Kedua, berjuanglah setiap hari untuk shalat berjamaah (Ayah, ibu dan anak, meskipun tidak lima waktu) dan setiap hari ada yang membaca/ mengkaji Al Qur’an. Shalat jamaah adalah usaha menyatukan ghirah (semangat) ayah, ibu dan anak dalam melakukan komunikasi spiritual pada Sang Pemilik Hidup ini (Allah S.W.T) untuk menghadapi beragam ujian hidup dalam rumah tangga. Shalat yang khusyuk akan mampu mencegah berbuatan keji dan mungkar dalam keluarga (Q.S.29/ Al Ankabut: 45). Disamping itu setiap hari upayakan di rumah ada yang mengkaji dan membaca Al Qur’an. Membaca atau mengkaji Al Qur’an adalah salah bentuk dzikir kepada Allah, sehingga hati menjadi tenang dan insya Allah rumah itu akan terakhmati oleh-Nya (Q.S.13/ Ar Ra’d: 28 ).
Ketiga, suami, Istri dan anak harus berjuang seiring-seirama disetiap detik untuk membangun sikap mental dan perilaku sabar dan tawakkal. Hanya dengan perilaku sabar dan tawakkal yang akan mampu menyelesaikan beragam ujian hidup keluarga di sepanjang usianya. Allah S.W.T akan menguji setiap hamba melalui pintu: (a) kegalauan, kegelisahan hati-pikiran; (b) ketebatasan diri manusia; (c) terkurangi harta miliknya; (d) sehat dan sakit fisiknya; dan (e) tempat dia mencari rizqi (Q.S.2/ Al Baqarah: 155). Sabar dan tawakkal pada Allah S.W.T akan mampu mengeluarkan manusia dari beragam ujian tersebut.
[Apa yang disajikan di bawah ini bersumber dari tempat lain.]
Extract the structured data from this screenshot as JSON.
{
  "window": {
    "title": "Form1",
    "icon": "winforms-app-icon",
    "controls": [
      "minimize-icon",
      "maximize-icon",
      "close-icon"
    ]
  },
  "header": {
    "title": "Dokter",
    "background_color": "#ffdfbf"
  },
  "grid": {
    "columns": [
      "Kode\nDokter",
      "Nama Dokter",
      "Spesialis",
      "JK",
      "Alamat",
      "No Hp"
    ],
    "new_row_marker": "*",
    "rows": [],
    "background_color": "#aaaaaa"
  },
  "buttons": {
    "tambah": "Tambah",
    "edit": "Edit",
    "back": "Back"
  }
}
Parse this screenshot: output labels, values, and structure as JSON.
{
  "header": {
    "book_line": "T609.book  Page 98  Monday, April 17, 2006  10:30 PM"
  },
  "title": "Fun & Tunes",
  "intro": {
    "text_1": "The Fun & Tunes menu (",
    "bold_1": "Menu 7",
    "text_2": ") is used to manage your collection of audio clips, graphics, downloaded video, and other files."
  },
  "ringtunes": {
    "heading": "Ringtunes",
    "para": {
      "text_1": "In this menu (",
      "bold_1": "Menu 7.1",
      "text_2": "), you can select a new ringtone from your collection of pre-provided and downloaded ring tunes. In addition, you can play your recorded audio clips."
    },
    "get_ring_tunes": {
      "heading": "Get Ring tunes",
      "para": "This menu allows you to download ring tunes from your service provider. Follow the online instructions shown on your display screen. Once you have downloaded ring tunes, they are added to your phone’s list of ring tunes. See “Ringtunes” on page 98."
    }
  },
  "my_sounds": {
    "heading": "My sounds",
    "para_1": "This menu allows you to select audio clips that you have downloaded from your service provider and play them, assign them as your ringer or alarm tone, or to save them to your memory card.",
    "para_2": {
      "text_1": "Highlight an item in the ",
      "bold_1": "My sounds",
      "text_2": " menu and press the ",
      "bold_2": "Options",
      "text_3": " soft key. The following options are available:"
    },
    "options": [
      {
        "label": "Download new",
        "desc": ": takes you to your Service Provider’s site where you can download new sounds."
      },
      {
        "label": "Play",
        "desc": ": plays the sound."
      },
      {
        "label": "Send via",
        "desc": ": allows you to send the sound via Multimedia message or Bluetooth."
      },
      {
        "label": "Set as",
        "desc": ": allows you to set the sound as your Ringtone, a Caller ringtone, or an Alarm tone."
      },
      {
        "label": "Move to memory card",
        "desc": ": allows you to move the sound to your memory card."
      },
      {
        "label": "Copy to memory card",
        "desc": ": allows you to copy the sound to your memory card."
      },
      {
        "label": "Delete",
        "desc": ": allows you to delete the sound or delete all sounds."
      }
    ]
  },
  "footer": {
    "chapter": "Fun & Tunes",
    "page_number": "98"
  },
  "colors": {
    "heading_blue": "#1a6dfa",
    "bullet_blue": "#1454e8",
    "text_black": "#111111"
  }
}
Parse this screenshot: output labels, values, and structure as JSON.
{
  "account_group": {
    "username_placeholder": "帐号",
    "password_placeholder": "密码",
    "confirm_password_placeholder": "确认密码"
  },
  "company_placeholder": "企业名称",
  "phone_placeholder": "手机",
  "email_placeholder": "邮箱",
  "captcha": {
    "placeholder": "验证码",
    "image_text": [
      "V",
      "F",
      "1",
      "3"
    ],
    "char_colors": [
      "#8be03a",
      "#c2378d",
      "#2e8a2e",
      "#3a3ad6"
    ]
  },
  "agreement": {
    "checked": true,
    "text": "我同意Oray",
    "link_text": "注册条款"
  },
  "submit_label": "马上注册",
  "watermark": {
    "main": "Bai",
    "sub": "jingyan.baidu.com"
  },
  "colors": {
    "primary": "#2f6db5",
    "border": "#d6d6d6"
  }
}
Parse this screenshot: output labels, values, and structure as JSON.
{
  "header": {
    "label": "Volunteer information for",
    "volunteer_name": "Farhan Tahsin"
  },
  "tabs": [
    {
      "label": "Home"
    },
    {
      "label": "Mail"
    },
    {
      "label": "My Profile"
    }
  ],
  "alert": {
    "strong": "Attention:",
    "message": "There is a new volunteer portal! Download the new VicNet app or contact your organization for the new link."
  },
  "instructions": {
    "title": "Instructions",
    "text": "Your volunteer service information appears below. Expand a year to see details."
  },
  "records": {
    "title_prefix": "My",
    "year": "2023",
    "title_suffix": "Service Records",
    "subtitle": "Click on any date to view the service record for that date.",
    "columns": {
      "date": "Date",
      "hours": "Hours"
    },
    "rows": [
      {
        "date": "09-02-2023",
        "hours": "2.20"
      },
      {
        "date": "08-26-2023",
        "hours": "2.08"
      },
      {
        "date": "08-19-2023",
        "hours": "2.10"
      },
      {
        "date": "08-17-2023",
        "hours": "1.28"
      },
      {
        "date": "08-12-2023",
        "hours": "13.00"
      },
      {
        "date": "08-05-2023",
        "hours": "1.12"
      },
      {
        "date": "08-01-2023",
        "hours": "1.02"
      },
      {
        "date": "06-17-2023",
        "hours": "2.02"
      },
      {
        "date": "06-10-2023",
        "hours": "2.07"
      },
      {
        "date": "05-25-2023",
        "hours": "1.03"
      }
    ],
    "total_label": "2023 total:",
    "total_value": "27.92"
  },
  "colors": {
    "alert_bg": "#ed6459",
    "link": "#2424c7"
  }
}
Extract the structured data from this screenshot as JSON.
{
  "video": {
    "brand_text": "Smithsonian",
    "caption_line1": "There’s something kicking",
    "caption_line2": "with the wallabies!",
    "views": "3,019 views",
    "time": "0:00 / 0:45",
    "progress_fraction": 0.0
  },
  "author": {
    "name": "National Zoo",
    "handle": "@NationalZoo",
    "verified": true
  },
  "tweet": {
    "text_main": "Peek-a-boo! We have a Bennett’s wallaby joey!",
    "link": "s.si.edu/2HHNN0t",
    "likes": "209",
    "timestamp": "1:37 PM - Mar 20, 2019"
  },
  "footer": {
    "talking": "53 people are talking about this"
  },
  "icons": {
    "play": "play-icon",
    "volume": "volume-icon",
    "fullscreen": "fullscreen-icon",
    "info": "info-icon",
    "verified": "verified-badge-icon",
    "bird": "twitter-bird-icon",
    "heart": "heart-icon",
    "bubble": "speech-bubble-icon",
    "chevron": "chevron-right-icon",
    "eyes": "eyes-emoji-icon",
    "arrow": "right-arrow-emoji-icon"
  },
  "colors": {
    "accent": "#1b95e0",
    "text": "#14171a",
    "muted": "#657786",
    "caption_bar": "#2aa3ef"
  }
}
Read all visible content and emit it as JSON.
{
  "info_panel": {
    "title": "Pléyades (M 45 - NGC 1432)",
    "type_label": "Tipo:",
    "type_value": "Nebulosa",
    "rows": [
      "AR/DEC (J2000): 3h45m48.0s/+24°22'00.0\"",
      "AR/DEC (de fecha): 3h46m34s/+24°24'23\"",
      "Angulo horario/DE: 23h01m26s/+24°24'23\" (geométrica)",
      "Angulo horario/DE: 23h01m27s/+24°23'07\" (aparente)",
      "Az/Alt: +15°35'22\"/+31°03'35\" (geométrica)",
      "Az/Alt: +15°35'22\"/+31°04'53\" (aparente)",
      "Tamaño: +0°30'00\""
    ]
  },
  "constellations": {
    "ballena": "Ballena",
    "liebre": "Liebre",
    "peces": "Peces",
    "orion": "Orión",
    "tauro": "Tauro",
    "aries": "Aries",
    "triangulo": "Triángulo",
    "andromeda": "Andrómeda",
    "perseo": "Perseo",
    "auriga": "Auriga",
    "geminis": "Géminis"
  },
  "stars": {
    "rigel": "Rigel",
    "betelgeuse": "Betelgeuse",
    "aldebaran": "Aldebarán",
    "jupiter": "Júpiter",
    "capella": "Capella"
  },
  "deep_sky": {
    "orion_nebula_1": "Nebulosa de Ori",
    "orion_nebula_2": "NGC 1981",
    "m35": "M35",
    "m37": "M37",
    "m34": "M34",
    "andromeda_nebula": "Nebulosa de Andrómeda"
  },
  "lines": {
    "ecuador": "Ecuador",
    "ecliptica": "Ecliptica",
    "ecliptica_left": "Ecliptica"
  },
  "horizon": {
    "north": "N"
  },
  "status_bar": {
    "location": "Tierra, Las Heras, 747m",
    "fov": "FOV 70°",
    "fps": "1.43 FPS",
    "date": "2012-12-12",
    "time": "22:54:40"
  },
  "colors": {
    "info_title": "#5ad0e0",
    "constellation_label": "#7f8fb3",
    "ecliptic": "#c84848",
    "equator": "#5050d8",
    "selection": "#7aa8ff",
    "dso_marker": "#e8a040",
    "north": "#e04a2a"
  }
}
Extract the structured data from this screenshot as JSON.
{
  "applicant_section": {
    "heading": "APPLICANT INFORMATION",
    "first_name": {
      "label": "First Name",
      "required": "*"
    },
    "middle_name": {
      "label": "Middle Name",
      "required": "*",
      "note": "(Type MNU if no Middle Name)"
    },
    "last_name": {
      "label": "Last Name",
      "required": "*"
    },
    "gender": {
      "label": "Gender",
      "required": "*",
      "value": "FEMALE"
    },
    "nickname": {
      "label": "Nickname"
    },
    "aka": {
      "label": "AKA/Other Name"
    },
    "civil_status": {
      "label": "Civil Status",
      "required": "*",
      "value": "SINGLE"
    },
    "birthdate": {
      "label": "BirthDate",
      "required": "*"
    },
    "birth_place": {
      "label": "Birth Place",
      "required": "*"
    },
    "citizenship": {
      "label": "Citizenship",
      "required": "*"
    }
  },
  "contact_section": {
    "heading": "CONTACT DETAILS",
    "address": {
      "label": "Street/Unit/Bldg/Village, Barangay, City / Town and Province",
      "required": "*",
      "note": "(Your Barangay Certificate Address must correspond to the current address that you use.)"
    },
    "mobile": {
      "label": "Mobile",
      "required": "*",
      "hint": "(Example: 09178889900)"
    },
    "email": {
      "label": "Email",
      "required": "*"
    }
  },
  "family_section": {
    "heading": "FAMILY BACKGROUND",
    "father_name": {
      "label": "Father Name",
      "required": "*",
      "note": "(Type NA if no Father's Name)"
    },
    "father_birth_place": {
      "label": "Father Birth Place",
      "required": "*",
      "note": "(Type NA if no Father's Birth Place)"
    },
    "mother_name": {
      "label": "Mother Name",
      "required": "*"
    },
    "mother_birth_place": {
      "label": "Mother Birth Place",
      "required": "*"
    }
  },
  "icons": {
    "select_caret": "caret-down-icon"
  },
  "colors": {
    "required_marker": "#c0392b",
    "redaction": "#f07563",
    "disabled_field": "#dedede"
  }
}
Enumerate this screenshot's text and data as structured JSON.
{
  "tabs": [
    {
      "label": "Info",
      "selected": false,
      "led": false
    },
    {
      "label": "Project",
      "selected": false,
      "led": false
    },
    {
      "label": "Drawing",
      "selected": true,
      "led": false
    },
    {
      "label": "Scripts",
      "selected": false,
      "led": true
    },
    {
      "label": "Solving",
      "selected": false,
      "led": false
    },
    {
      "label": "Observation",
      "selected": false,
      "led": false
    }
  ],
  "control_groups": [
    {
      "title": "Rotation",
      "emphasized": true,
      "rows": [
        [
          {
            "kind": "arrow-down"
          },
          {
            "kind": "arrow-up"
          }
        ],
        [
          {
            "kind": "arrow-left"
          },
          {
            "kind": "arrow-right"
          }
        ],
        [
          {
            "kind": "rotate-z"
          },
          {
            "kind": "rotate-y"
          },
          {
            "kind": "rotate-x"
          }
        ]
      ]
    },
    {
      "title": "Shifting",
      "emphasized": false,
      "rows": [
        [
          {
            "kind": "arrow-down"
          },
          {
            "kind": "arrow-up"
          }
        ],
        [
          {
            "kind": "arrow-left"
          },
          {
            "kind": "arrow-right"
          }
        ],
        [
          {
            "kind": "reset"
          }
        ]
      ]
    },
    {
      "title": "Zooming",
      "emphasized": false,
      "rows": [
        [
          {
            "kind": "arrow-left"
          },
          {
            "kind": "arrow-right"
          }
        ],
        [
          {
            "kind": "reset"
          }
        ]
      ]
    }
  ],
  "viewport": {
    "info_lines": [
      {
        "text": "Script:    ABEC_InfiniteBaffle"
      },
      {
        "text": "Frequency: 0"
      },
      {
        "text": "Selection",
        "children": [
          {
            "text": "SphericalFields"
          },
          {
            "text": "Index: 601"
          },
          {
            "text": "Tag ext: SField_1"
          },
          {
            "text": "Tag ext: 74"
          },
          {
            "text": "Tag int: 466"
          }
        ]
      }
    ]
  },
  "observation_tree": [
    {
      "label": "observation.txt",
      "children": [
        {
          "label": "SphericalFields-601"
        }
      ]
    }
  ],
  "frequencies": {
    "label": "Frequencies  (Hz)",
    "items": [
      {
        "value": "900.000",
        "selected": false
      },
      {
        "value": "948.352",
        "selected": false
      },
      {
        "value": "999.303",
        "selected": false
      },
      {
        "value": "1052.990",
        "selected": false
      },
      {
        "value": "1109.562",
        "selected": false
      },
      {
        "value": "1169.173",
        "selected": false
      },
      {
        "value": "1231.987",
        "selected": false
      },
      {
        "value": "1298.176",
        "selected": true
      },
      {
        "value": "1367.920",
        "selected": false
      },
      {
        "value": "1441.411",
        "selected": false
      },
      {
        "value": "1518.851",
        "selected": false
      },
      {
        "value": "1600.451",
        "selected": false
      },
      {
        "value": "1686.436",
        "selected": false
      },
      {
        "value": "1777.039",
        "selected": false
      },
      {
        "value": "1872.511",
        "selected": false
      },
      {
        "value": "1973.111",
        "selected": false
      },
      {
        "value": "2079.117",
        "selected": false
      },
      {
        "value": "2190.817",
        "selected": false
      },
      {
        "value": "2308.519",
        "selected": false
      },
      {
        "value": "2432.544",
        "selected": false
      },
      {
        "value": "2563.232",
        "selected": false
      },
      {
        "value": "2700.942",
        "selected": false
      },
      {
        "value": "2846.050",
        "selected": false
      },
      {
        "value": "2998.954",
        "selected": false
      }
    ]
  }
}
Keempat, bekerja, dan berkaryalah terus tanpa henti dengan bekal kemampuan yang dimiliki masing-masing. Suami-istri dan anak harus terus berkarya, bekerja dan beramal dengan baik, dan orientasinya (tujuan akhir) hanya mengharap pertolongan dan ridha Allah semata. Jangan sekali-kali bekerja, berkarya dalam keluarga karena ingin dipuji oleh suami-istri, anak dan mertua atau orang lain. Kesalahan orientasi dan motivasi dalam berkarya adalah sumber bencana dalam rumah tangga (Q.S. 6/ Al An’am: 82; Q.S. 17/ Al Isra’: 22; Q.S. 94/ Al Insyirah: 7-8; Q.S. 46/ Al Ahqaaf; 19). Kesalahan tujuan, motivasi dan orientasi dalam bekerja, berkarya akan memunculkan sikap tercela, yaitu: iri-dengki, egoisme, sombong, mudah mencaci maki sesama anggota keluarga ( Q.S. 49/ Al Hujurat: 11-12); dan menganggap dirinya paling berjasa dalam keluarga, paling baik, paling suci dalam hidup (Q.S. 53/ An Najm: 32). Baik suami atau istri harus saling membantu dengan tulus dan sesuai dengan kemampuannya dalam persoalan pemenuhan kebutuhan materi, renungkan firman Allah dalam Q.S. 65/ Ath Thalaq: 6, yang artinya “Hendaklah orang yang mampu memberi nafkah menurut kemampuannya, dan orang yang disempitkan rezkinya hendaklah memberi nafkah dari harta yang diberikan Allah kepadanya. Allah tidak memikulkan beban kepada seseorang melainkan sekedar apa yang Allah berikan kepadanya. Allah kelak akan memberikan kelapangan sesudah kesempitan”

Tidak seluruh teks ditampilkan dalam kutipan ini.